Un tableur résout le problème de recherche. Une ligne par arbre, des colonnes pour variété, porte-greffe, date de plantation, emplacement. Vous pouvez trier et filtrer. Mais les tableurs ne gèrent pas bien les photos ou les notes longues, et ils deviennent difficiles à manier au fur et à mesure que vos registres grandissent.
Une application dédiée gère les deux. Chaque arbre a un profil. Les tâches s’enregistrent avec des dates. Les photos se joignent directement aux entrées. Vous pouvez chercher, programmer des rappels, et vous avez votre téléphone au jardin de toute façon. Le compromis est de trouver la bonne application et de faire confiance qu’elle fonctionnera encore dans dix ans.
Je suis passé du papier au numérique non pas parce que le papier ne fonctionnait plus, mais parce que je voulais chercher dans cinq ans de notes de taille et joindre des photos sans ruban adhésif et ciseaux.
Commencer ses registres en cours de route
Peut-être lisez-vous ceci en pensant : trop tard. J’ai déjà des arbres. Je n’ai jamais rien noté. Mais des registres incomplets sont toujours mieux que pas de registres, et vous pouvez commencer à les construire maintenant.
Commencez par ce que vous savez. Parcourez votre verger avec un carnet ou un téléphone. Pour chaque arbre, notez tout ce dont vous pouvez vous souvenir ou deviner :
- La variété, si vous la connaissez. Sinon, « pomme inconnue, fruit rouge » est un point de départ.
- La date de plantation approximative, même si c’est juste « vers 2018 » ou « avant notre emménagement ».
- Tout historique dont vous vous souvenez. « Taillé sévèrement il y a trois ans. » « A eu un gros problème de pucerons une fois. »
Identifiez les inconnus au fil du temps. Pour les arbres que vous ne pouvez pas identifier, prenez des photos des feuilles, de l’écorce, et surtout des fruits quand ils apparaissent. Les applications d’identification aident. Les forums d’arbres fruitiers aussi, où les passionnés aiment les défis. Une fois que vous avez un nom, ajoutez-le à vos registres.
Dessinez un plan. Même un croquis approximatif montrant quel arbre est où aide énormément. Étiquetez chaque arbre avec un numéro ou un nom. Ça devient votre référence pour écrire les entrées.

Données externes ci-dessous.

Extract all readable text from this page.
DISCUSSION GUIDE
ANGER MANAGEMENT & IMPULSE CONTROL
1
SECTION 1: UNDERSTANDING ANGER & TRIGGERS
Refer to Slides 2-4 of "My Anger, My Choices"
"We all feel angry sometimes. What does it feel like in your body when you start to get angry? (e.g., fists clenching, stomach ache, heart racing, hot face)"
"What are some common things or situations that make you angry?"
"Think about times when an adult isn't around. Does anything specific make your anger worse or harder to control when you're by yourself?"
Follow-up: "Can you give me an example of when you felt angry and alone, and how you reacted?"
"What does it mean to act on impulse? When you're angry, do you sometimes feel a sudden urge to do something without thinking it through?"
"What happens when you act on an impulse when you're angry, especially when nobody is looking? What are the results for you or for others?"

Commencez à enregistrer à partir d’aujourd’hui. Vous ne pouvez pas reconstituer le passé parfaitement, mais vous pouvez capturer tout à partir de maintenant. La prochaine fois que vous taillez, notez-le. La prochaine fois que vous repérez un problème, photographiez-le. D’ici l’année prochaine, vous aurez un an de données. L’année d’après, vous verrez des tendances se former.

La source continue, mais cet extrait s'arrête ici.